Зверев брезглив. Даже больше: повышенно-чутко брезглив. И мнителен. Даже слишком: настолько, что сам порою признаться готов – мол, в этом заходит он далеко. Но трудно себя переделать. И никому не удастся, хоть в чём-нибудь, хоть случайно, его, такого, каков он есть, каков от природы, а может, и по причине жизни его небывалой на юдольном его пути, то на грани фантастики, то на краю какой-нибудь пропасти, то в прострации, то в азарте, то в полёте и на подъёме, то в милиции, то в дурдоме, то приветствие ритуальное возглашающего торжественно, лаконично: «Тебе, Тибет!», ну а то, и такое бывало, с удовольствием явным, в охотку, всем готовящего обед, въявь живущего вне времён, исчезающего, как сон, а потом из невзгод и без возникающего чуть свет с неизменным: «Привет, старик!», а потом в неизвестность – брык, и оттуда – нежданно вдруг, и опять – в неизбежный круг, – однажды переубедить.

Десять раз, напряжённо, бдительно и дотошно, так, чтоб никто не проник вслед за ним сюда, так, чтоб враг не прошёл, оглядывается: нет ли погони? – всё ли спокойно и тихо вокруг?

Под пиджаком у него – две рубахи, обе навыворот, – чтобы не ранить грубыми швами нежное тело художника.

Усаживается, – да так, чтобы стул под ним не трещал, табуретка под ним не шаталась, понадёжнее выбрав сидение, то есть стул осмотрев поначалу и решительно забраковав, а потом осмотрев табуретку, повертев её так и этак и одобрив её наконец как приемлемую для него, – поудобнее, всем своим весом, всем составом сложным своим, всем набором странностей всяких приземлившись, пусть ненадолго, пусть на время, чтоб отдышаться, успокоиться, отдохнуть.

Хрюкает вдруг: «Хрю-хрю!», корчит рожу смешную, морщится, ухмыляется, надувается, громко фыркает, а потом улыбается благодушно, и хохочет, по-детски, весело, и, сощурясь, чуть-чуть косит примечающим всё, хитрющим, влажным, карим глазом своим.

Из внутреннего кармана добротного, дорогого английского пиджака, вначале помедлив немного и якобы призадумавшись, извлекает на свет вместительную, не нашенскую, конечно, литровую, заграничную, приятного вида бутылку самого настоящего, лучшего вкуса и качества, крепкого чистого джина.
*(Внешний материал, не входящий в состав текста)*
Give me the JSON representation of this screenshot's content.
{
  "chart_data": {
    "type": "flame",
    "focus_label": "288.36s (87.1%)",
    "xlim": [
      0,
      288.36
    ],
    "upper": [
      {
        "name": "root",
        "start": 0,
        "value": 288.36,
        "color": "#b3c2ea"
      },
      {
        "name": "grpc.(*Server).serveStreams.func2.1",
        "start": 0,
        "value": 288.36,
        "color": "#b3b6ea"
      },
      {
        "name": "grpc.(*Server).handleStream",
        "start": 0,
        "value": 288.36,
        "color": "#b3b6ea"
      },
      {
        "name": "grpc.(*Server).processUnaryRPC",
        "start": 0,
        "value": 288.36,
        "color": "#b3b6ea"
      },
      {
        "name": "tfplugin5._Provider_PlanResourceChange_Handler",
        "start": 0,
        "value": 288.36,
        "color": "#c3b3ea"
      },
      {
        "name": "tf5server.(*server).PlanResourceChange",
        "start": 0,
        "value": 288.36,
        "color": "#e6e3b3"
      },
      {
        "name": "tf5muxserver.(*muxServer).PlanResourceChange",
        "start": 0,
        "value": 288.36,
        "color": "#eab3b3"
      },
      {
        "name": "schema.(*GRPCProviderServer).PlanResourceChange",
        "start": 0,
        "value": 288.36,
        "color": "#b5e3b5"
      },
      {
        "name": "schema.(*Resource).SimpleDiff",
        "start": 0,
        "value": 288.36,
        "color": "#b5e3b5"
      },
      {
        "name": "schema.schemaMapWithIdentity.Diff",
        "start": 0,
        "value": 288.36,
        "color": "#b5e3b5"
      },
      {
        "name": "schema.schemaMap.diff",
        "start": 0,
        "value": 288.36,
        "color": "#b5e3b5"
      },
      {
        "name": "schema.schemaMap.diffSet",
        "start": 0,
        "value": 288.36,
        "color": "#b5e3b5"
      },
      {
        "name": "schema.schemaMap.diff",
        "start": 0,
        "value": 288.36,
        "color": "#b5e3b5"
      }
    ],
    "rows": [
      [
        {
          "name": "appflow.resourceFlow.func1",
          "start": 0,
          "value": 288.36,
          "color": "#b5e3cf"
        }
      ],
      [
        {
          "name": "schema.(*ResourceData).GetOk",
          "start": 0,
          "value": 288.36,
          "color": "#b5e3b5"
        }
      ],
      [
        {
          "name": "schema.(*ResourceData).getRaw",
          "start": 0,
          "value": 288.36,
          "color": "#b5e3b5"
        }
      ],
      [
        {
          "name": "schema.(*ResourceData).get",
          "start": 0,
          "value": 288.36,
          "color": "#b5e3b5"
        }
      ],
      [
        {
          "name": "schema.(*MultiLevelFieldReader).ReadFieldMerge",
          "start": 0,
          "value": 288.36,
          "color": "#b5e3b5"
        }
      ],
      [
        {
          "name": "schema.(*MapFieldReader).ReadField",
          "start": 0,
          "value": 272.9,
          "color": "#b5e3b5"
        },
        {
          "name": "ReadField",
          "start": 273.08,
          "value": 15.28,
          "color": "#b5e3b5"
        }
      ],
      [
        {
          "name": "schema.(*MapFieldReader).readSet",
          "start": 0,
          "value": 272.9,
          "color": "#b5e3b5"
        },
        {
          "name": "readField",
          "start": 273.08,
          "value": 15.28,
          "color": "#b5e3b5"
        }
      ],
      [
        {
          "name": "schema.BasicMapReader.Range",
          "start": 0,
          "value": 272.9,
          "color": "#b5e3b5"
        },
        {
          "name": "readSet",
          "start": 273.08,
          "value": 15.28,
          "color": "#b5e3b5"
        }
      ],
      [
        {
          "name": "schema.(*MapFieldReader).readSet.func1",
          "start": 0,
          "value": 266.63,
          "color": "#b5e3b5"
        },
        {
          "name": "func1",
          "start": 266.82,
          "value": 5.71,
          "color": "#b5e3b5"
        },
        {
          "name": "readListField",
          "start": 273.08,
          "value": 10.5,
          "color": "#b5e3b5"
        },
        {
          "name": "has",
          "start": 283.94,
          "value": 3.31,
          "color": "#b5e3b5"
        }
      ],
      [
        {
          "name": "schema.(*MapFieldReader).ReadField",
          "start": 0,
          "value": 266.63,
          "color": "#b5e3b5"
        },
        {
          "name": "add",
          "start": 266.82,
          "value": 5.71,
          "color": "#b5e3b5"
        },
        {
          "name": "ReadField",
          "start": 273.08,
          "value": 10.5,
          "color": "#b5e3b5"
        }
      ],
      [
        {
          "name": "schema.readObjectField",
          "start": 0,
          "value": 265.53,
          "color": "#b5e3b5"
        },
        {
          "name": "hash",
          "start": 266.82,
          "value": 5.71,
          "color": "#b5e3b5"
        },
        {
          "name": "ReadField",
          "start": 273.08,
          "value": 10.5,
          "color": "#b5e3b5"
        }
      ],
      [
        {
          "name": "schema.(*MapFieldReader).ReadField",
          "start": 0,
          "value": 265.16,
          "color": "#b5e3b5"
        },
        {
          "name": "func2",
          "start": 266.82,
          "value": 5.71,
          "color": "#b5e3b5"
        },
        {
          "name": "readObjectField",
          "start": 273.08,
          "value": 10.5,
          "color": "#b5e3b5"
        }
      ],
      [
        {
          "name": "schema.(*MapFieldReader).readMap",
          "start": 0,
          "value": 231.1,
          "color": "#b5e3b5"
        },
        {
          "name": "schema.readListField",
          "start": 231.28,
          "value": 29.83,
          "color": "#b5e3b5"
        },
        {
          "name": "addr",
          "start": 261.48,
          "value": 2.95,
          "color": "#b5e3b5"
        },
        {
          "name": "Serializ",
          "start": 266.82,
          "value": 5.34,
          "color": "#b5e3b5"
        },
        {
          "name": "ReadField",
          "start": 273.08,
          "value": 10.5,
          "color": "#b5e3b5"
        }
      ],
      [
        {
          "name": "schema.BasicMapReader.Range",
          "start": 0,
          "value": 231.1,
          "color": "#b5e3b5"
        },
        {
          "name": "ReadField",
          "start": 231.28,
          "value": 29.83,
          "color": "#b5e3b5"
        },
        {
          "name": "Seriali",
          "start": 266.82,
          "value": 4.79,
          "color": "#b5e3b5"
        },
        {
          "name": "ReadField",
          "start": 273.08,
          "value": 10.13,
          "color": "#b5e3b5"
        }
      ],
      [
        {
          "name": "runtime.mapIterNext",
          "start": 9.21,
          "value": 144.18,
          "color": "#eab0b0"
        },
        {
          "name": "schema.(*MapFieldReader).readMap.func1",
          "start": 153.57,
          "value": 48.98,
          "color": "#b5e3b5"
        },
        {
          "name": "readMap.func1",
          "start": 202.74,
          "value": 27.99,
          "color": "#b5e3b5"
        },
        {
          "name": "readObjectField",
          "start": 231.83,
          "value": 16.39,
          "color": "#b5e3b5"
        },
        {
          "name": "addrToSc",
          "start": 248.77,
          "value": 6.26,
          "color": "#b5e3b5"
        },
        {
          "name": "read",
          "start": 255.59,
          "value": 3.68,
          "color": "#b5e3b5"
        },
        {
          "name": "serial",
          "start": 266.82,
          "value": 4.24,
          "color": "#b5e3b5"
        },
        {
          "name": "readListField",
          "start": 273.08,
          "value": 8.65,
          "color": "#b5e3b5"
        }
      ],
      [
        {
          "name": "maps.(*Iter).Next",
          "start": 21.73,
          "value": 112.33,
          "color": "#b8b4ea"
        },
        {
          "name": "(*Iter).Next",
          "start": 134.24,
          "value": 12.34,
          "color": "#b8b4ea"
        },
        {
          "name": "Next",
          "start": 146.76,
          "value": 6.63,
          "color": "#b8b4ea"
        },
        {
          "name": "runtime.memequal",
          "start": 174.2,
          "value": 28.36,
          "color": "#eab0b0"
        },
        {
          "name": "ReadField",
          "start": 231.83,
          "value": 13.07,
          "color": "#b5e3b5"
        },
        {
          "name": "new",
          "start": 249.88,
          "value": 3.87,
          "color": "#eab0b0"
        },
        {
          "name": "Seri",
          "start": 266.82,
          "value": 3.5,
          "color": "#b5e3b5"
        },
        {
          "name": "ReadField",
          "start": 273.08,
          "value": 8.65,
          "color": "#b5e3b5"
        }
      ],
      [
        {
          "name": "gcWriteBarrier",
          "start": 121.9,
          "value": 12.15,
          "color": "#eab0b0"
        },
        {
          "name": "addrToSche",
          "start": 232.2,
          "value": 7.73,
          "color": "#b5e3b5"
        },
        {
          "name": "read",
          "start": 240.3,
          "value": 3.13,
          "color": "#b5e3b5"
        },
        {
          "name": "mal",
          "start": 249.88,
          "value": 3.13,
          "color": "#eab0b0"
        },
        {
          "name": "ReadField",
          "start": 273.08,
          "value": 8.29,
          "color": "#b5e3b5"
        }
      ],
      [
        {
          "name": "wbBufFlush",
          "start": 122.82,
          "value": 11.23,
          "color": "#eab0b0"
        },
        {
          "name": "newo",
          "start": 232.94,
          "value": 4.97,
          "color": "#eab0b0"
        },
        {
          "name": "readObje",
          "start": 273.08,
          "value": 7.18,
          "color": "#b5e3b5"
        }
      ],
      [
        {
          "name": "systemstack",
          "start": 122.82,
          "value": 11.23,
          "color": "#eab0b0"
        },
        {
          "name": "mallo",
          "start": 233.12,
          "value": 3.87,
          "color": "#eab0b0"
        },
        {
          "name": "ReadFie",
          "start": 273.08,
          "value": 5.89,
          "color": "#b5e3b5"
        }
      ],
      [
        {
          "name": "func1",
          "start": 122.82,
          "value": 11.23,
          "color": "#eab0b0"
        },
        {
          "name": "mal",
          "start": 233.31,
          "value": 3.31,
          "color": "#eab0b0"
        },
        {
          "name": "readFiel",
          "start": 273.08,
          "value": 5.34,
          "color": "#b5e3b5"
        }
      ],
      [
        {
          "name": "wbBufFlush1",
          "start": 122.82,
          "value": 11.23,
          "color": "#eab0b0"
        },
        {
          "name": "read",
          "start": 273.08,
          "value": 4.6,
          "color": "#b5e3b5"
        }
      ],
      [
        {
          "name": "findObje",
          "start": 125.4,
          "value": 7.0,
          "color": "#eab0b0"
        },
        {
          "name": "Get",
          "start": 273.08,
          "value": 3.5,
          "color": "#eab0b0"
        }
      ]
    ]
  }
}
Стакан, взятый с журнального низкого столика этак небрежно, жестом гуляки праздного, ополаскивает старательно, причём не водой из-под крана, горячей или холодной, но собственноручно и щедро налитым из открытой с пробочным хрустом бутылки, диковинным в те времена для советского человека, драгоценным, редкостным джином, – им же брызжет себе на темя, на лицо, на плечи и за ворот, льёт пахучей струёй за пазуху, – для надёжности, для профилактики, для защиты от всякой заразы, так, на всякий случай, авось и поможет, во всяком случае от чего-нибудь да защитит.

Пьёт, конечно же, но – понемногу. Захотел – глотнул, захотел – сделал два или три глотка, и довольно. Зачем перебарщивать? И куда, скажите, спешить?

Меньшую дозу напитка, глоток за глотком, – выпивает, большую, раза в три больше, запросто, – выливает.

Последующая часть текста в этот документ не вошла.